The Islamic militant group Hamas announced that it recruited the bomber, Muhammed Shaker Habishi, who blew himself up Sunday at a train station in the Israeli coastal town of Nahariya, killing himself and three Israeli Jews. Habashi’s blue Israeli identity card was found at the scene.

In a leaflet distributed in the West Bank town of Jenin, Hamas boasted that the attack proved its ability to strike deep within Israel, despite stringent Israeli closures.

The involvement of an Arab citizen in a suicide attack has heightened anxiety levels.

“For much of the public, a suicide bomber from among the Israeli Arabs is a nightmare that has come true,” wrote commentator Hemi Shalev in the Maariv daily.

Arabs make up about 20 percent of Israel’s population of 6.5 million. Unlike the Palestinians in the West Bank and Gaza Strip, Israeli Arabs can move freely, making it much more difficult for the Israeli security forces to stop an attack.

Police said Israel security forces began suspecting Habishi last month, and sent anti-terrorist units to his two homes, but the suspect slipped away.

Habishi was a member of the Islamic Movement, a legal organization in Israel. The group runs a network of social services and collects money to help alleviate the growing poverty among Palestinians in the West Bank and Gaza Strip.

Kamel Khatib, a senior figure in the Islamic movement, condemned the bombing and said Habashi did not represent the movement.

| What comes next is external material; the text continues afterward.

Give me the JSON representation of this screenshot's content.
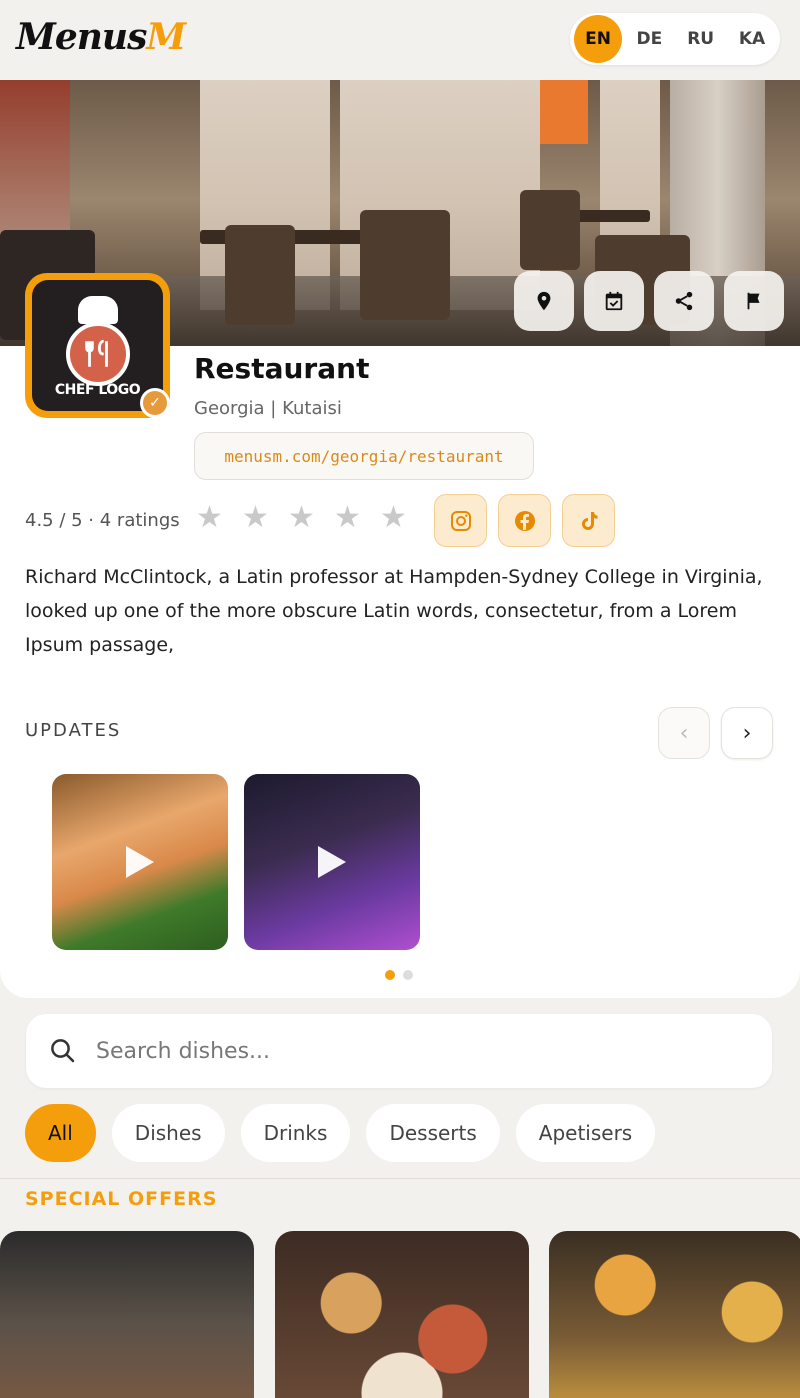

“They (the extremists) should understand that they are weeds and not part of the Islamic movement that includes tens of thousands of members,” he said.

A second bomb went off outside the Israeli coastal city of Netanya, a frequent target of Palestinian attackers. The bomb obliterated a car, killing the driver, and set fire to several vehicles. Another Palestinian was killed by Israeli fire during an attempt to plant a bomb near a fence in the Gaza Strip, the Israeli army said.

The more than 11 months of fighting have killed 613 Palestinians and 170 Israelis.